Fig. 9. Unregulated self-renewal and aberrant osteogenic fates of tumorigenic Fgfr3⁺ endosteal stem cells.

a CFU-F assay of Fgfr3-p53 cHet and Fgfr3-p53 cKO bone marrow cells at P28 (pulsed at P21). Scale bar: 5 mm. n = 4 mice per each group. b Survival curve of individual tdTomato⁺ clones over serial passages among Fgfr3-WT (P23, red), Fgfr3-p53 cKO (P28, blue), and Fgfr3-p53 cKO (P4M, black). n = 36 (Fgfr3-WT P23), n = 35 (Fgfr3-p53 cKO P28), n = 18 (Fgfr3-p53 cKO P4M) clones. Log-rank (Mantel–Cox) test. c Duration to reach Passage 8. n = 5 (Fgfr3-WT P23), n = 29 (Fgfr3-p53 cKO P28), n = 12 (Fgfr3-p53 cKO P4M) clones. Two-tailed, one-way ANOVA followed by Tukey’s multiple comparison test. d, e Comparative bulk RNA-seq analysis of individual tdTomato⁺ clones, Fgfr3-WT (P23, n = 5 clones), Fgfr3-p53 cKO (P28, n = 5 clones) and Fgfr3-p53 cKO (P4M, n = 4 clones) clones. d Principal component analysis (PCA) plot of Fgfr3-WT (P23, light green), Fgfr3-p53 cKO (P28, blue) and Fgfr3-p53 cKO (P4M, light blue) clones. x-axis: PC1, 37.2% variance, y-axis: PC2, 14.2% variance. e Heatmap of representative differentially expressed genes (DEGs) associated with osteoblast differentiation, cell proliferation, and osteosarcomagenesis. Star: statistically significant difference among the three groups. n = 4 (Fgfr3-p53 cKO P4M), n = 5 (Fgfr3-WT P23, Fgfr3-p53 cKO P28) mice. A two-sided t-test, based on a beta-negative binomial distribution, was used to calculate the p values (corrected for multiple testing) with an FDR cutoff of 0.05 to identify DE for the bulk RNA-seq data. f Diagram of intrafemoral transplantation of individual Fgfr3-WT (P23) and Fgfr3-p53 cKO (P28) tdTomato⁺ clones to NSG recipient mice. g 3D-μCT of Fgfr3-WT (P23) and Fgfr3-p53 cKO (P28) transplanted femurs after 8 weeks of transplantation. Scale bar: 500 µm. n = 4 per each group. h Histology of recipient femurs. (Left): Transplantation of Fgfr3-WT (P23) clones after 8 weeks of transplantation. (Left center): Transplantation of Fgfr3-p53 cKO (P28) clones after 4 weeks (left center) and 8 weeks (right center) of transplantation. (Right): Magnified views of highly-trabecularized areas in recipient bone marrow, fluorescent, and H&E staining (right). Scale bar: 500 µm. n = 4 per each group. Data were presented as mean ± s.d. Exact P value is indicated in the figures.
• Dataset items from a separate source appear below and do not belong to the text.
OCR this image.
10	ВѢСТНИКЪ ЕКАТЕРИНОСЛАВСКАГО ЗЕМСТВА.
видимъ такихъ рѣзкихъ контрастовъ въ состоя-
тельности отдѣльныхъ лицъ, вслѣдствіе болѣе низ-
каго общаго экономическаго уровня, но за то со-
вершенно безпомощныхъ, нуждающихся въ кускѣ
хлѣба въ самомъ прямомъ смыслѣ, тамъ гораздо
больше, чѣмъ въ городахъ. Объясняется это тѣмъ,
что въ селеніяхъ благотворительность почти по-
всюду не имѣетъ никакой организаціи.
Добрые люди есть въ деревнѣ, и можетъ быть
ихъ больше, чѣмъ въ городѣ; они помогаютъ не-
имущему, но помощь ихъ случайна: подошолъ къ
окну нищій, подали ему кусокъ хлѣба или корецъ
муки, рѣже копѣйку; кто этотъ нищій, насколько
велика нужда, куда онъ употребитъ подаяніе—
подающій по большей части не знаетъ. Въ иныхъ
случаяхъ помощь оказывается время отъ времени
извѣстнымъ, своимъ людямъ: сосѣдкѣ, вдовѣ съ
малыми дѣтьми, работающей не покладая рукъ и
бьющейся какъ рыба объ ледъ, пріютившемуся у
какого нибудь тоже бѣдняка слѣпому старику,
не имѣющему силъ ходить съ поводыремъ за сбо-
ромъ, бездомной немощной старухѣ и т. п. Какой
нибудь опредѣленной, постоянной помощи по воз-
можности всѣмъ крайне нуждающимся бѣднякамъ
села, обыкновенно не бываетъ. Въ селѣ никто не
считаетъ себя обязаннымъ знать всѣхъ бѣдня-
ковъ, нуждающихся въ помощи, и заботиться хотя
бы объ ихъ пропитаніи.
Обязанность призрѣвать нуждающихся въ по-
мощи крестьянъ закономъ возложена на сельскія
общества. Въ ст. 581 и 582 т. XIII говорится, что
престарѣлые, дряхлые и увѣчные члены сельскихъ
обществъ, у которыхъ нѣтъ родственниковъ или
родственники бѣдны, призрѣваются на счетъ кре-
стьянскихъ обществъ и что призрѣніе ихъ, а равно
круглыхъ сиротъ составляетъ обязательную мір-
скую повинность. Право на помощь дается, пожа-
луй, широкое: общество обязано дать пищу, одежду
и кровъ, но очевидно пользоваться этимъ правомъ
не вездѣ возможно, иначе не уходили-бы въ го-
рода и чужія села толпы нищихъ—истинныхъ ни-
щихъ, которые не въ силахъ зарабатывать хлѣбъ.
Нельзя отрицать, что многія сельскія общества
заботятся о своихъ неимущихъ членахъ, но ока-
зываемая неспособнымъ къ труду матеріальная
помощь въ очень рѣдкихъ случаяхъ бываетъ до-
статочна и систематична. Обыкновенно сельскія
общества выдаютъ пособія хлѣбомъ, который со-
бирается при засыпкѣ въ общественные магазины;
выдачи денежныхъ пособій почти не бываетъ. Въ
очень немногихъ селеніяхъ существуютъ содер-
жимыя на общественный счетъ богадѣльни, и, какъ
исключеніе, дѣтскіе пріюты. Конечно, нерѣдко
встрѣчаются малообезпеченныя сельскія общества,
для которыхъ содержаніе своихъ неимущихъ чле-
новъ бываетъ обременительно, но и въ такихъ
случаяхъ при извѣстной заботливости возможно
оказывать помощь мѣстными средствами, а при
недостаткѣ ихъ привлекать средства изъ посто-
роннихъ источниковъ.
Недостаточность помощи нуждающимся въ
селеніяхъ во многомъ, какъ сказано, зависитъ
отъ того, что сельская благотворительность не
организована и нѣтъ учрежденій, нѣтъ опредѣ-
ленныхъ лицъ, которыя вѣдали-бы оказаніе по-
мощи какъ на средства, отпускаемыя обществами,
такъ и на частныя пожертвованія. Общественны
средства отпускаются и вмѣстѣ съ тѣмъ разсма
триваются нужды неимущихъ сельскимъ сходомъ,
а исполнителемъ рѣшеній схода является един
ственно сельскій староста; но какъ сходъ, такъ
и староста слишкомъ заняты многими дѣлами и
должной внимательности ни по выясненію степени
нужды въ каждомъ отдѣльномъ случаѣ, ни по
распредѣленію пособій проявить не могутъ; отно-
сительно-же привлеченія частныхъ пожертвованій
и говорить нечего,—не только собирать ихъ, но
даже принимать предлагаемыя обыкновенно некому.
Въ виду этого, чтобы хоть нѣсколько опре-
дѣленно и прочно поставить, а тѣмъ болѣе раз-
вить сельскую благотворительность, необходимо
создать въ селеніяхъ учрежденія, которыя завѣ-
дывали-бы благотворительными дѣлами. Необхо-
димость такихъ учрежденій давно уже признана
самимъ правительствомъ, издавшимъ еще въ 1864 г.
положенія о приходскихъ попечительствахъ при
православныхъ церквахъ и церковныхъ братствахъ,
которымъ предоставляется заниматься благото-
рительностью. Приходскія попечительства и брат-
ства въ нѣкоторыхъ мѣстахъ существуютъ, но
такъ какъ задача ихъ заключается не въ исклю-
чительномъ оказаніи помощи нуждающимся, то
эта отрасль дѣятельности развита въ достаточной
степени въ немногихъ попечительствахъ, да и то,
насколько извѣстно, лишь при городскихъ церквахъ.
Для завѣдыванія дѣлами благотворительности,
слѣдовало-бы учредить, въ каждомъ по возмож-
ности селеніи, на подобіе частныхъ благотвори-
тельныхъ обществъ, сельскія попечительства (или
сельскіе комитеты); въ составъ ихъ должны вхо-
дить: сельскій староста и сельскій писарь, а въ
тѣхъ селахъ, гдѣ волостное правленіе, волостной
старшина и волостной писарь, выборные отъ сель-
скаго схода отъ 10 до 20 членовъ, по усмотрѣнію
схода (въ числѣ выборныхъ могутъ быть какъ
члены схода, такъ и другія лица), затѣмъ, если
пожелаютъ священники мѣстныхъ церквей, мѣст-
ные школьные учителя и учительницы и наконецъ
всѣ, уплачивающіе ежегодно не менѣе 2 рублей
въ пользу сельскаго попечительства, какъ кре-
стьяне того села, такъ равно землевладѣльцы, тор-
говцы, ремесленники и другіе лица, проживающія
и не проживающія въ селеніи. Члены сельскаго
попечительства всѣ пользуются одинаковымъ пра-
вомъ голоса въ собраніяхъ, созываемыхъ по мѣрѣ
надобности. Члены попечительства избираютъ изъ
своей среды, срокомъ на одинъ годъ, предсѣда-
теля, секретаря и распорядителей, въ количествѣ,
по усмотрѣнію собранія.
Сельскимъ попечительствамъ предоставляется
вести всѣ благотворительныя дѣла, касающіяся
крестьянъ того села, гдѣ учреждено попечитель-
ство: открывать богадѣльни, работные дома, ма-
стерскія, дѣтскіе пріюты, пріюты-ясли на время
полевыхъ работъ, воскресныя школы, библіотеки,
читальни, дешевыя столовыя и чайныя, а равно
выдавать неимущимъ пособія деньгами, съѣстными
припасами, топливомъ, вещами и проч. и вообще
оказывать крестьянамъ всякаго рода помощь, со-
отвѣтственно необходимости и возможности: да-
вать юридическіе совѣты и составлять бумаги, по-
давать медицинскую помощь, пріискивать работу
Source data are provided as a Source Data file.

Fig. 10. Location and function of Fgfr3-expressing endosteal stem/stromal cells.

Fgfr3-expressing endosteal stem cells with osteoblast-chondrocyte transitional (OCT) identities in young bone marrow dictate active osteogenesis and aggressive tumorigenesis. The ambiguous state with epigenomic priming to differentiated cell types may be one of the unique features of skeletal stem cells that are responsible for producing a wide variety of cells of the skeletal cell lineage in physiological and pathological conditions.